Afrikanische Filmtage 2017
16-19.11.2018
Kino 8 1/2, Nauwieserstraße 19, 66111 Saarbrücken

Seit 2001 werden die Afrikanischen Filmtage jährlich von der Fachrichtung Romanistik/Interkulturelle Kommunikation, dem Frankreichzentrum der Universität des Saarlandes, dem Kino 8 ½ sowie dem xm:lab der HBKsaar und Haus Afrika e.V. organisiert und veranstaltet. Neben den genannten regionalen Akteuren und Institutionen ist Ramesch e.V. 2017 erstmals als weiterer Kooperationspartner an dem kulturell besonderen Festival beteiligt.
Bei dem im Saarland einzigartigen Filmfestival werden Werke jenseits des generischen Kinomainstreams gezeigt. Das in Europa noch stark unterrepräsentierte afrikanische Kino bekommt somit eine einmalige Gelegenheit, die Saarbrücker Kulturlandschaft um eine besondere interkulturelle Note zu bereichern.
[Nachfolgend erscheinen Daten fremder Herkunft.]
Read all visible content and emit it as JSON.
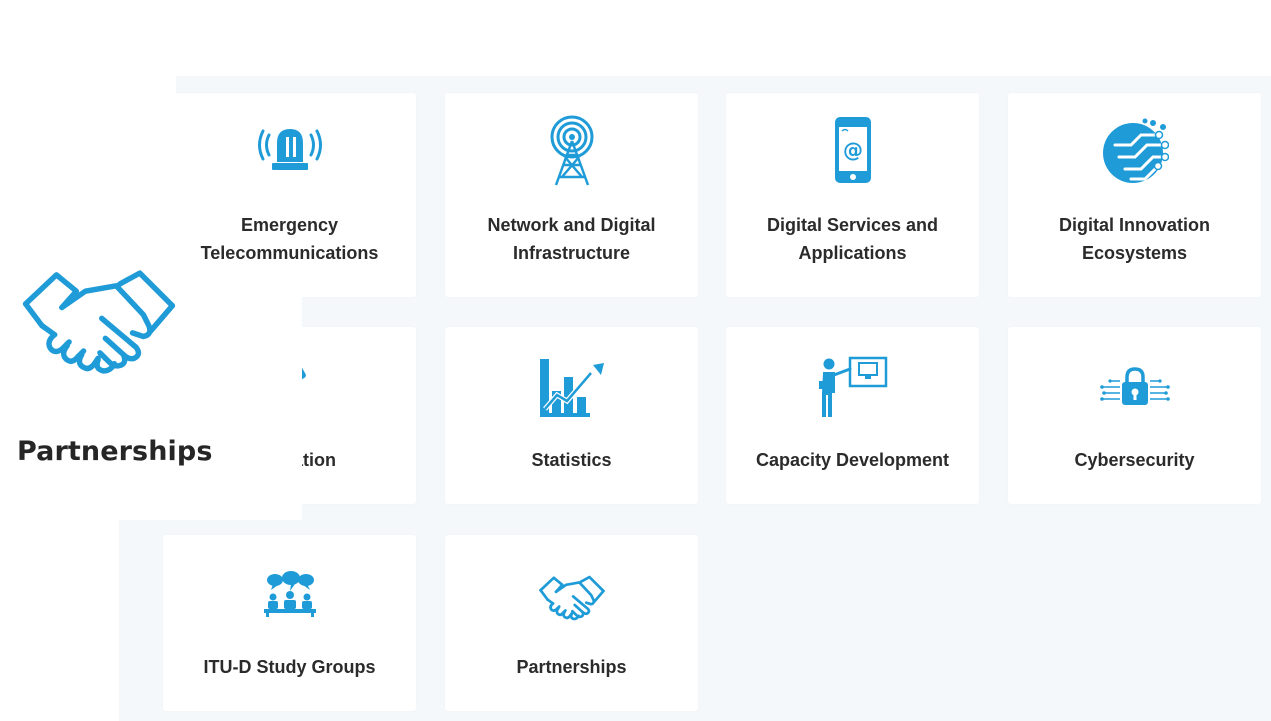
{
  "tiles": [
    {
      "icon": "emergency-siren-icon",
      "lines": [
        "Emergency",
        "Telecommunications"
      ]
    },
    {
      "icon": "radio-tower-icon",
      "lines": [
        "Network and Digital",
        "Infrastructure"
      ]
    },
    {
      "icon": "smartphone-at-icon",
      "lines": [
        "Digital Services and",
        "Applications"
      ]
    },
    {
      "icon": "circuit-globe-icon",
      "lines": [
        "Digital Innovation",
        "Ecosystems"
      ]
    },
    {
      "icon": "gavel-icon",
      "lines": [
        "Regulation"
      ]
    },
    {
      "icon": "bar-chart-arrow-icon",
      "lines": [
        "Statistics"
      ]
    },
    {
      "icon": "presenter-board-icon",
      "lines": [
        "Capacity Development"
      ]
    },
    {
      "icon": "circuit-padlock-icon",
      "lines": [
        "Cybersecurity"
      ]
    },
    {
      "icon": "meeting-group-icon",
      "lines": [
        "ITU-D Study Groups"
      ]
    },
    {
      "icon": "handshake-icon",
      "lines": [
        "Partnerships"
      ]
    }
  ],
  "hover_card": {
    "icon": "handshake-icon",
    "label": "Partnerships"
  },
  "colors": {
    "accent": "#1f9bd8",
    "text": "#2b2b2b",
    "grid_bg": "#f5f8fb",
    "tile_bg": "#ffffff"
  }
}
Filmschaffende aus Subsahara-Afrika präsentierten vier Filme, die das zeitgenössische Kino aus dem Kontinent exemplarisch abbilden. Die Vielfalt des afrikanischen Kontinents spiegelt sich in den von der Filmkommission ausgewählten Filmen. Die aus verschiedenen Teilen Afrikas stammenden Filme behandeln Themen wie politische Korruption, Ausbeutung, die Bewältigung des Alltags in einer afrikanischen Großstadt sowie Widerstand gegen scheinbar übermächtige Herrscher.

Im Sinne eines Filmfestivals werden nicht nur bloß Filme auf die Leinwand gebannt, um diese unreflektiert zu konsumieren, sondern Filmschaffende und Darsteller treten mit dem Saarbrücker Publikum in einen Diskurs über mannigfaltige Themen.
Durch das Festival wird der interkulturelle Dialog zwischen Afrika und Europa und der Transfer zwischen Kulturschaffenden und Zivilgesellschaft gefördert.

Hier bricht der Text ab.